The New York-to-SF or LA train wouldn’t be about ‘scenery’ or even the cruise-train experience so much as being equipped and timed for ‘overnight’ service eliminating all the rigmarole of flying “quickly” and then securing a rental, going to a hotel, etc. to be fit and ready for the reason you traveled. A “day train” defeats the point at either end, and while one might be put on to serve intermediate points ‘not in the middle of the night’ this could even more easily be served by across-the-platform coordinated corridor services than by some LD approximation rocketing you to six-hour layovers just in time to check into a hotel when you get wherever.
I would further argue that one of the really-cheap-sleeper options for a high-speed ‘overnight’ train would be a better option than ‘coach’ seating for what’s likely not to be less than a 15-hour trip time (net of all
Never say never in this case. If a time comes when it needs to be done then it will get done.
To think that not all that long ago a maze of passenger trains all connecting to one another, combined with Interurbans and Street Car lines could get you anywhere. With sleeping and dining services. How that just vanished is beyond comprehension. Culture and societal directions or manipulations? It could have progressed steadily from there to a system without question today.
Most likely not in any of our lifetimes.
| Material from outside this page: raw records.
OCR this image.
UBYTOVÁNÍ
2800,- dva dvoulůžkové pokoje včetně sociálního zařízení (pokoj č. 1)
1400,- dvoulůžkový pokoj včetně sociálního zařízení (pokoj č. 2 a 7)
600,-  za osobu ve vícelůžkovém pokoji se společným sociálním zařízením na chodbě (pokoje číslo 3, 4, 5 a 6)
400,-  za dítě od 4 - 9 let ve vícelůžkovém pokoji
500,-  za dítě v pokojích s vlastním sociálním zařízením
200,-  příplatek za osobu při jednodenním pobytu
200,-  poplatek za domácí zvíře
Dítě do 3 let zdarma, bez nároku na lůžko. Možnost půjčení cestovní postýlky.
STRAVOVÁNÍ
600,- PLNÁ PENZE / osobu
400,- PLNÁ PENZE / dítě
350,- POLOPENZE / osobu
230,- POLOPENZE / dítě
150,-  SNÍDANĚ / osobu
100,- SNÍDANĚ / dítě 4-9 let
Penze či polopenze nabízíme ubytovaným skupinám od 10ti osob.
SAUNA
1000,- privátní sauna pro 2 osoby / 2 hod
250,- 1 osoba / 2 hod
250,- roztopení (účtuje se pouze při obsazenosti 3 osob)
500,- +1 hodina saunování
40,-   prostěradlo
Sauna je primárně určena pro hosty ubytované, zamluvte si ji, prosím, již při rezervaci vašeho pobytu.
But however much the idea is pie-in-the-sky, no future project will ever happen if there aren’t those that dream big; and God knows this world is cetainly suffering from a lack of dreamers.
Really?
With a car, on a road, you have “self-directed transit”. Leave when you want. No transfers. Any route you want. Stop when and where you want. Quite likely get there sooner.
With a plane, you get there faster. If you have a week off, you can go visit family across the country; and, presuming you like their company, you get 5 days of fun. Take the train, and you’re lucky to get ONE day.
That’s how it vanished.
Hence the last paragraph in Mr. Fred’s column. Again, if you (meaning all) haven’t read it please do so.
To read some posts dreaming for a return to that never was golden era, you’d think jet aviation had never happened.
There was no reason we could not have the best of all worlds. The last two posts totally ignore significant chunks of the population, including teens, elderly, folks who cannot drive, handicapped, not middle class and so on.
The situations described for the demise of widespread, frequent and reliable passenger service is very middle class centric and rapidly approaching unsustainable. Japan and Europe never gave it up.
North America should have been at the forefront of rail passenger service and we would have had a far better and I might add cleaner society today.
We were sold a bill of goods and that’s fine, market forces and all, but it did not mean we had to include the destruction and ridicule of passenger services.
On a personal note: I have been back to Ontario twice in ten years since living in Northern Saskatchewan and took the Canadian both times. I still converse with folks I met on the train and limiting my time with family was just fine as an extra 4 or 5 days with them would have been … uncomfortable.
Did a circle tour of North America 3 summers ago by car but had little to no choice. You just cannot put together that trip any longer by rail where as at one time you could.